In a twist of fate, it was not Charlie who opened the letter when it arrived. As Charlie Beresford was away at sea, his mail was opened by a trusted member of the household: Mina.15 Once again Mina demonstrated an impressive level of composure. She immediately passed the letter on to George Lewis, the top London solicitor who was so skilled at keeping controversial cases out of court. Lewis was the obvious choice for a woman of Mina’s social standing. Mina Beresford instructed Lewis to write to Daisy, informing her that the letter was now in Lady Beresford’s possession, and warning her to cease and desist from any further contact with his client. Daisy’s response was predictable; she penned a furious reply to Lewis, claiming that the letter was hers and demanding it back. Lewis responded that, legally, the letter belonged to Charlie Beresford, to whom it had been addressed. Lord Beresford had surrendered the letter to his wife, who had now lodged it with her solicitor, George Lewis.16
Infuriated by the machinations of these irritating wives and pettifogging lawyers who stood in her way, and facing the prospect of ruin if the matter became public, Daisy realized that there was only one person she could turn to. Only one man had the power, the contacts, and the chivalry to come to the aid of this damsel in distress: Bertie, the Prince of Wales.17 Daisy was by now on good terms with Bertie, dined regularly with him, and had met him at Ascot and Goodwood. More significantly, Daisy was aware that Bertie was sympathetic and wise concerning affairs of the heart. Confident that Bertie would act on her behalf, Daisy wrote to the prince and asked if he would see her.

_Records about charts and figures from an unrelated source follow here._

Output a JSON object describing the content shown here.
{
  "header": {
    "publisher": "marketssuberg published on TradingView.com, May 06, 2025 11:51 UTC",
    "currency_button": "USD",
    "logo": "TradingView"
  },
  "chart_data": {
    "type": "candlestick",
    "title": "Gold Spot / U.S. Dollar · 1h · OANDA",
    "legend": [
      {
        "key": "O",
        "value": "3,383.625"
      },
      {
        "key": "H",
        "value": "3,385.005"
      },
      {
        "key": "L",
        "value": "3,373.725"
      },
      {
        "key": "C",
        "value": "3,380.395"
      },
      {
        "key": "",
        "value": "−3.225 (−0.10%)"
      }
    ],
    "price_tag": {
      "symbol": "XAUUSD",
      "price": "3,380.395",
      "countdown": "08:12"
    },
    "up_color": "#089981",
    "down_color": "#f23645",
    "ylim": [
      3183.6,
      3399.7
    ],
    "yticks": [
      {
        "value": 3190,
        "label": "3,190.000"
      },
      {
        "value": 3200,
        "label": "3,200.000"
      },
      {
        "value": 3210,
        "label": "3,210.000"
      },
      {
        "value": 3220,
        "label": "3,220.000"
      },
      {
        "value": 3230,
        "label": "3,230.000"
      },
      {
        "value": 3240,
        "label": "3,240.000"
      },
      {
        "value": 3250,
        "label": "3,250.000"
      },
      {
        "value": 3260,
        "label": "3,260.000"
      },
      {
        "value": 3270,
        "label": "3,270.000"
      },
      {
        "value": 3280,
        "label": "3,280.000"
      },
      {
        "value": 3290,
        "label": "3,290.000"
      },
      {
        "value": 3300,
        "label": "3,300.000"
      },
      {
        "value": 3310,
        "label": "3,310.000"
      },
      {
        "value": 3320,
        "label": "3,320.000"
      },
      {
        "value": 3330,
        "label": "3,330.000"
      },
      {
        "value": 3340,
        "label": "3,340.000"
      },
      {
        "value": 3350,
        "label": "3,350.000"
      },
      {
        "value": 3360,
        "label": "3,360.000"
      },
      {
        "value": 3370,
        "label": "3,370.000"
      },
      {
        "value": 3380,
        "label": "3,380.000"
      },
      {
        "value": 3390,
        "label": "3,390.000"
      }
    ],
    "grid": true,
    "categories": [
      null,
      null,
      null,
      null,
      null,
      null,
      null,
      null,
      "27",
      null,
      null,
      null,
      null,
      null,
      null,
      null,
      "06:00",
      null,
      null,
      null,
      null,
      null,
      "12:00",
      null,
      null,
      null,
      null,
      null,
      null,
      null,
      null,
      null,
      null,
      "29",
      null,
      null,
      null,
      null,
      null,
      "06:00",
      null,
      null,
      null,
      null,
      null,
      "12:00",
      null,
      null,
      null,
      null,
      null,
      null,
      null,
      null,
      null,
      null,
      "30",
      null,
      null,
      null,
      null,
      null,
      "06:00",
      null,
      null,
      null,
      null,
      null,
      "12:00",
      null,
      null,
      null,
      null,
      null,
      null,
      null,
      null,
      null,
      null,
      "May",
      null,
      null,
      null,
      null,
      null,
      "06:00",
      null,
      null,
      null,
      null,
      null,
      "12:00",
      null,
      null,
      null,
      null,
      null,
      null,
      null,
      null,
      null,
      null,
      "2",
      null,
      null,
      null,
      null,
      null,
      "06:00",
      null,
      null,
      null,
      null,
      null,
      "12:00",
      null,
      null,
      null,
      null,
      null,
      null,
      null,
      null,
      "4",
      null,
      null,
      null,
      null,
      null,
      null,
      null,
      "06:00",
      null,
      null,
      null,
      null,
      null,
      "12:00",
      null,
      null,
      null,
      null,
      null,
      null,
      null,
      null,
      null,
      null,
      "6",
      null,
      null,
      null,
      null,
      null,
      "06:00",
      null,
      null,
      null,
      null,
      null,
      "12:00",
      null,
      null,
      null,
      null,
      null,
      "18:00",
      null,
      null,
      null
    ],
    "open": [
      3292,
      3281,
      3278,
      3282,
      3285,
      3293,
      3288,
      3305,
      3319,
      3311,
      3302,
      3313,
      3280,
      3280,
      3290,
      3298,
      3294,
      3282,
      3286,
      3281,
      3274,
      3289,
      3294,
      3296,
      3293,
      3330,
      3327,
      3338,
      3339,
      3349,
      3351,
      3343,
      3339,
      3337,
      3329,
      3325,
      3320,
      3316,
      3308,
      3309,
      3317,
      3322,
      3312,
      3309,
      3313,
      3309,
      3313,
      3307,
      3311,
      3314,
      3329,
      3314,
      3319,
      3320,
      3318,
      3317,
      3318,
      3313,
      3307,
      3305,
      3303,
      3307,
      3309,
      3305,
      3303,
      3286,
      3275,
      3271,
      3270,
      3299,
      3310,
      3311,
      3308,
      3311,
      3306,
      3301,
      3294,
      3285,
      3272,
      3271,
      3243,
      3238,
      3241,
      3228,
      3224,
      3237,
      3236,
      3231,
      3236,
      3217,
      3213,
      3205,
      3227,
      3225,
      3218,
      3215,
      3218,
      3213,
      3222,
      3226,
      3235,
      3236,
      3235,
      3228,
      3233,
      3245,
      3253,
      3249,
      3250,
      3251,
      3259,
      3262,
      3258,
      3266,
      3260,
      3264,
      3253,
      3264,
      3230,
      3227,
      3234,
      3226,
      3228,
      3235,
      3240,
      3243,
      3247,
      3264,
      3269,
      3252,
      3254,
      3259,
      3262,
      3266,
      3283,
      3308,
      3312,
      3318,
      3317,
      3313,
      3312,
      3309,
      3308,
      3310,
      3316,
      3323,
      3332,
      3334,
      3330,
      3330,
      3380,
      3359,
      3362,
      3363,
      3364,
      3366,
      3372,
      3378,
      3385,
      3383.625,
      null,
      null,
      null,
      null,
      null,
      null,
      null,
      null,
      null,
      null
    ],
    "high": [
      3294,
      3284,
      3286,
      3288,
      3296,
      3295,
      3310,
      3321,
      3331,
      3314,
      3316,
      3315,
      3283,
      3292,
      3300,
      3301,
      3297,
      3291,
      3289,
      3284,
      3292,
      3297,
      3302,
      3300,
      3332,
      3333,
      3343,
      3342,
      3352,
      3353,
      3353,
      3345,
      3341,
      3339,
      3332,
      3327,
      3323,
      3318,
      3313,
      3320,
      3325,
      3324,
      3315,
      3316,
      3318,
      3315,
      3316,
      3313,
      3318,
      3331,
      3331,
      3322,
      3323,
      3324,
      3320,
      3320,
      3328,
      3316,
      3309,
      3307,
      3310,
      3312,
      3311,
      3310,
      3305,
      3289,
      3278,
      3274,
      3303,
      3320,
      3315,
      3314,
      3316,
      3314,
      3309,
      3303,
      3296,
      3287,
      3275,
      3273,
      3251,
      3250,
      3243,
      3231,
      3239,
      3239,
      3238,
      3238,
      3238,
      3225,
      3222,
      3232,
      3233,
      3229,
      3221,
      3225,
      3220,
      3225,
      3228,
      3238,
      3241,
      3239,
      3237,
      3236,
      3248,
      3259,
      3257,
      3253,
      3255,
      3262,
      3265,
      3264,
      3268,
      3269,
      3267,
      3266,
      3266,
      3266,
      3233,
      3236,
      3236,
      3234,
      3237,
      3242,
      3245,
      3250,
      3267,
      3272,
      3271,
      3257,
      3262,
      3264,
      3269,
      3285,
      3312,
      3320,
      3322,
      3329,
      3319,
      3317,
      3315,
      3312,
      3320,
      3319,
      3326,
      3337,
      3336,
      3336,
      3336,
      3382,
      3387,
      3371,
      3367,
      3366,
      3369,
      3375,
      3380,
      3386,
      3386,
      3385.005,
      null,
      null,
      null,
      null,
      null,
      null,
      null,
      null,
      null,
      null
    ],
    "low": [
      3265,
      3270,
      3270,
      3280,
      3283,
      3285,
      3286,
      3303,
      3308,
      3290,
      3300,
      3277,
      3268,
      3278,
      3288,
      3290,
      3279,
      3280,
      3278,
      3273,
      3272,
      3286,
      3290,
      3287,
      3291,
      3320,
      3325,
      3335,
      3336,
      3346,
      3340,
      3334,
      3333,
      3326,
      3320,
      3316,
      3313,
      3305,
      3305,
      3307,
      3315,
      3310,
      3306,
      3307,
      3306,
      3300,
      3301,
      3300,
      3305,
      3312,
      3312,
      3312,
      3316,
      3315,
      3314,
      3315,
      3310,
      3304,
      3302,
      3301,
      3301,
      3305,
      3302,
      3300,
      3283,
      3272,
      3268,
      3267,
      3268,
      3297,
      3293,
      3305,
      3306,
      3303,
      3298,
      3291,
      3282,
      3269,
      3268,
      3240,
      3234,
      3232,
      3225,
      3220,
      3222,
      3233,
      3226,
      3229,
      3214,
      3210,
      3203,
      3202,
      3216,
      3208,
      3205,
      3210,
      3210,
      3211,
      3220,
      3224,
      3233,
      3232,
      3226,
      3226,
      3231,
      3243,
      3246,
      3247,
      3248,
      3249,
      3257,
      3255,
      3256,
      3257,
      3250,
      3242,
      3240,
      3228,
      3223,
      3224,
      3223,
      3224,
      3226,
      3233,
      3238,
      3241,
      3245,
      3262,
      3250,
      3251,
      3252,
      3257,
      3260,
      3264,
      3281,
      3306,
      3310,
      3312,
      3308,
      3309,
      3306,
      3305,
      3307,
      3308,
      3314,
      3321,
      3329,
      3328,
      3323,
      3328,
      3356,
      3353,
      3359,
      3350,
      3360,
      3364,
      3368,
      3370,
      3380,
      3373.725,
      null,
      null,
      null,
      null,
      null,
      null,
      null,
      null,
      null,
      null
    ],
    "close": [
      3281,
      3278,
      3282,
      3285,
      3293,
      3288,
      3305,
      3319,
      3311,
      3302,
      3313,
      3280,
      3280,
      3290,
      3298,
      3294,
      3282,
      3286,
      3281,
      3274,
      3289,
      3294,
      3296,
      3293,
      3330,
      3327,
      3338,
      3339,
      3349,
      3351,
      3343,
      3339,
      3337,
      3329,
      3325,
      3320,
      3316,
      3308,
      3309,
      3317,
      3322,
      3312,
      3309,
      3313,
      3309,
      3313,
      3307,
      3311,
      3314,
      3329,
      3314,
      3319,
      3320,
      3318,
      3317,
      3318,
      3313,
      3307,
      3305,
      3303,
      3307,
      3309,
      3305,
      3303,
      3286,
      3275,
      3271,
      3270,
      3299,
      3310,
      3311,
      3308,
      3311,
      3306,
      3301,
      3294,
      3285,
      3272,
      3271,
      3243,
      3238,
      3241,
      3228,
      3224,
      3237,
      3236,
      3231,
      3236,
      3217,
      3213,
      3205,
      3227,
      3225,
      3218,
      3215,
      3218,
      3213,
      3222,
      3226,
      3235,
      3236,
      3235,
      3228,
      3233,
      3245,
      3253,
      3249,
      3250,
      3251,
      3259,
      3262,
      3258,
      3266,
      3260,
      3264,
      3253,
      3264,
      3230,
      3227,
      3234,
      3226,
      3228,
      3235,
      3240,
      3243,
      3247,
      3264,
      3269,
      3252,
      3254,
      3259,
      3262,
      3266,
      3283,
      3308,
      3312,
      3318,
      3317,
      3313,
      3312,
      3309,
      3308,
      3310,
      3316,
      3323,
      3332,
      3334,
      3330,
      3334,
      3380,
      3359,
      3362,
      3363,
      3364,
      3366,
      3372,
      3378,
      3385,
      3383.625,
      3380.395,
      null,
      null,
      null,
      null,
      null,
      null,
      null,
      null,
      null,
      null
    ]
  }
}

Bertie responded immediately, and summoned Daisy to Marlborough House. It was late in the evening, and he received her in his oak-paneled study, a snug, masculine room dominated by an enormous desk littered with books and documents. Daisy, her deep blue eyes brimming with tears, confessed her affair with Charlie Beresford and her impulsive letter to Mina and begged Bertie to come to her aid.